None of these published outcomes is by itself decisive. Most large firms accumulate some complaints over time and the question is whether the pattern indicates a systemic issue or a small number of isolated matters in a high-volume practice. Reading the underlying decisions, rather than relying on aggregate counts, gives a more informed view of how a firm operates in practice and how it responds when something goes wrong.
Disclaimer
The information on this page is for general guidance only and does not constitute legal advice. Kaeltripton.com is not regulated by the Solicitors Regulation Authority or authorised by the Office of the Immigration Services Commissioner. Always verify an adviser's authorisation status on the official OISC register at oisc.gov.uk before instructing them.

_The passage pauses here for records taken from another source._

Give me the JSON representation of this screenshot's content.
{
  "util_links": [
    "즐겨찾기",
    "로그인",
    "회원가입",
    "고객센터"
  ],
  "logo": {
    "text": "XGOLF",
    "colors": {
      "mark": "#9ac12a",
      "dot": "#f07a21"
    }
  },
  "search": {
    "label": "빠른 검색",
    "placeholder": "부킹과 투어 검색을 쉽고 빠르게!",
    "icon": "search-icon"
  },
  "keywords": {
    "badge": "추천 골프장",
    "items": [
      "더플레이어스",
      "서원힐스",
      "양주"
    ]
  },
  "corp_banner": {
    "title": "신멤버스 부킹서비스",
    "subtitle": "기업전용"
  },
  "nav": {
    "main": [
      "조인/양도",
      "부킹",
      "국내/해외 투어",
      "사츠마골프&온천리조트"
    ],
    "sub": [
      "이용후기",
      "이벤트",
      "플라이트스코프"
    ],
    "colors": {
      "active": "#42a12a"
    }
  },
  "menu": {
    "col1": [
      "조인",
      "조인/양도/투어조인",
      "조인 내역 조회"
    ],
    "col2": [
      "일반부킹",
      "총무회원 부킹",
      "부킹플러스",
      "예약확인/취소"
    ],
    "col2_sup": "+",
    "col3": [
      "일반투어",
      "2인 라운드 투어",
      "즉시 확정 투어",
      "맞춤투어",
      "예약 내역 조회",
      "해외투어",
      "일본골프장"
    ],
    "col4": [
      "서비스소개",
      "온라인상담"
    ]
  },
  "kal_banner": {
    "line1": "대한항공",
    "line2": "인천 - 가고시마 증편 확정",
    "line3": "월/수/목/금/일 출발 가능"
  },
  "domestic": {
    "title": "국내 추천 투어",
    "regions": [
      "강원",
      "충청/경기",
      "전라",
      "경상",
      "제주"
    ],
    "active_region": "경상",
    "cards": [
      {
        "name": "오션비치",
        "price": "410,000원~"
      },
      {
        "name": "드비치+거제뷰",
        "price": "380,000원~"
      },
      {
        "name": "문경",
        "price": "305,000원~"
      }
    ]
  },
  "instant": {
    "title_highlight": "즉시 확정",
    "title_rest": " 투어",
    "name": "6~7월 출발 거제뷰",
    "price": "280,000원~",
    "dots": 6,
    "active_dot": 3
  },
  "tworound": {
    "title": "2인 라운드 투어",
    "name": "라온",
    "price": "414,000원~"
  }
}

Frequently Asked Questions
Is searching the OISC register free?
Yes. The OISC register is a public resource and can be searched without an account or fee at oisc.gov.uk.
Can I search by postcode?
The OISC register itself searches primarily by name and area. For postcode-based searches across both OISC and SRA registers, use the GOV.UK service at gov.uk/find-an-immigration-adviser.
What if the firm uses a different trading name?
Look for the registered firm name and authorisation number on the firm's website, typically in the footer or on a regulatory information page, and then search the register under that name.
Are solicitors on the OISC register?
No. Solicitors regulated by the SRA are exempt under section 84 of the Immigration and Asylum Act 1999 and appear on the SRA register at solicitors.lawsociety.org.uk.
How recent is the register data?
The OISC updates the public register as authorisation decisions are made. The live register at oisc.gov.uk is the authoritative source for current status.
Can I see complaints history on the register?
Disciplinary outcomes, including suspensions and removals, are published by the OISC. Individual service complaints handled within a firm's internal process are not on the register, but unresolved complaints can be escalated to the OISC complaints scheme.